So I watched Paranormal Activity recently on DVD. You’ve probably heard how original and clever it is and how refreshing it is to see a no-budget film beating the studio system when it comes to making the hair stand on the back of the viewer’s neck. (So rarely that we get these little satisfactions from horror films of late). But when I thought back on the film, what I was really struck by was that here was a movie that provided a close up of a couple in a way that very few others have done in recent years. True, they are not a married couple but they are ‘engaged to be engaged’. And they seem to spend most of their spare time in their house. Now, maybe this is just a commitment-phobic single man talking, but I wonder if that is the real horror of the film – spending your life with same person trapped in the same house (which is the same as every other house on the estate) that you will both spend the prime of your lives paying for?
Because for me that house is like a character in the film. It is like a character precisely because it lacks character. From what we see of it, it looks as though everything is in place – some of the furniture even looks new. It is like this couple have gone out and bought the bed and the tables and the chairs and assembled them all together and are now ready to play house. But something is missing. And they want to avoid acknowledging that there is a hole at the centre of their lives. So, as Freud might say, they repress this inconvenient truth. But the repressed thought does not go away. It bubbles there in the unconscious, linking up with other repressed and forgotten items, forming bizarre chains of meaning that surface only at night, when our defences are down, in the shape of dreams ... or nightmares ... (If I was clever enough with the computer, I would be able to cue up some Gothic organ music right about now).
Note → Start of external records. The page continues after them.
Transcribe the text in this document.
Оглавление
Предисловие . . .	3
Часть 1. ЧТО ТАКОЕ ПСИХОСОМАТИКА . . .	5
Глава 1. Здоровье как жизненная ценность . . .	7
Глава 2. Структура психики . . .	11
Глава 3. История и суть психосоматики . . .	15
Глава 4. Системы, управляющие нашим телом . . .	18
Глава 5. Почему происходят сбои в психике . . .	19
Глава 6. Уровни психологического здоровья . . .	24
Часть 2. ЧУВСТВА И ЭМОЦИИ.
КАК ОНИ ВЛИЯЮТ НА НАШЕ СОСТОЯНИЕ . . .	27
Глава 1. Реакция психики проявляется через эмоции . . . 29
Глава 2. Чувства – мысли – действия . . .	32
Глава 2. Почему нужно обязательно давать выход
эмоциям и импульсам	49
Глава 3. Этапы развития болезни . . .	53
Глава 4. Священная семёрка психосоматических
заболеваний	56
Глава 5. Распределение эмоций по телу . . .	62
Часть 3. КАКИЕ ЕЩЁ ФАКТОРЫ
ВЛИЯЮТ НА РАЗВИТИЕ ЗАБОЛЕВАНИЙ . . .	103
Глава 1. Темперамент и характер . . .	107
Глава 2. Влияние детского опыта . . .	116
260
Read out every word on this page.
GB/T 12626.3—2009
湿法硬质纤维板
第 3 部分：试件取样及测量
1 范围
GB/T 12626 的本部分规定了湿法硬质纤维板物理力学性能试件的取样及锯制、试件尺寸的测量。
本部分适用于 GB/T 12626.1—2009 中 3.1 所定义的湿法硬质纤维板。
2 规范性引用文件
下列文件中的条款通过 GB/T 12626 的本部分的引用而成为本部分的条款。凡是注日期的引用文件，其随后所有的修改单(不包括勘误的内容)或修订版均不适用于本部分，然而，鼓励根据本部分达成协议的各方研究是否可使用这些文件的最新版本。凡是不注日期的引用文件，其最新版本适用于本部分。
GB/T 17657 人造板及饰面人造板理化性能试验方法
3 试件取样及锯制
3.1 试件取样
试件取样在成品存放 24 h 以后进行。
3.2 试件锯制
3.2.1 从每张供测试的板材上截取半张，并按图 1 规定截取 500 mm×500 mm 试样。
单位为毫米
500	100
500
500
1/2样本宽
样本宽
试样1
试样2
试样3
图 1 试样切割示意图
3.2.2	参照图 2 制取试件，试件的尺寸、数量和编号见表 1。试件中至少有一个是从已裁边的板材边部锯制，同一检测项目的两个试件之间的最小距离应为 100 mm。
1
The other terrifying thing about the film is how uncultured the couple are. They are ‘well-educated’: he is a day trader and she is studying some unspecified subject. The fact that her topic remains unnamed, coupled with a shot of a typical ‘textbook’ which she is trying to mentally ingest, summons up the horror that is our modern educational system – consume the knowledge and regurgitate it. No wonder this woman can’t sleep – she has alien material inside her. Contrast this with the beauty of Fahrenheit 451 where, eventually, each person became identified with a book, a masterpiece, a work of art. Now we have a ‘day trader’ and a girl with a generic textbook.
Whether it is tongue-in-cheek or not the whole ‘not a ghost but a demon’ motif is frightening on two levels. Within the context of the movie it makes the bad guy a more formidable enemy. At the level of the critical spectator we gasp at the naiveté of the couple and the way they receive this information – as if, ‘oh sure, there are definite, distinct classifications of spiritual beings and, just like any other commodity, you can buy a single easy-to-read book that will bring you up to speed on matters cosmological’. How far we have come from the days of The Exorcist where the arrival of the demon upscuttled the world views of both character and viewer (well, this viewer anyway).
But this guy, Oren Peli, who did just about every job behind the camera, is a highly clever and inventive filmmaker. Like Hitchcock he knows that overlapping the everyday and the uncanny makes the experience all the more frightening. Thus those little sounds that you can’t quite identify at night or the ‘I thought I turned that light off’ moment are unbearably intense in the context which Peli skilfully creates. He is playing on that thing that all of us most resist bringing into awareness – the fact that I doubt myself. In fact, it may be preferable to believe in ghosts and demons, and perhaps even perceive them, than to admit the fact that my ego is a creation designed to keep my true desires imprisoned in the unconscious. Come to think of it, if I did admit that, my ego would be the turkey that voted for Christmas.
Whatever about my ego, Paranormal Activity is certainly no turkey. The film-within-a-film structure allows the characters to watch their nocturnal ‘activity’ and to be frightened by what the camera reveals of experiences that they have actually lived through in their sleep. And it allows us to watch them watching themselves and thereby puts us literally in a similar position as them and forces us to identify unconsciously with them. Who is watching the watcher? Or am I the ghost in this movie? Maybe that’s why they call them horror films – because underneath it all, we all have demonic capacity. Ha ha ha ha ha, Ah ha ha ha ha ha.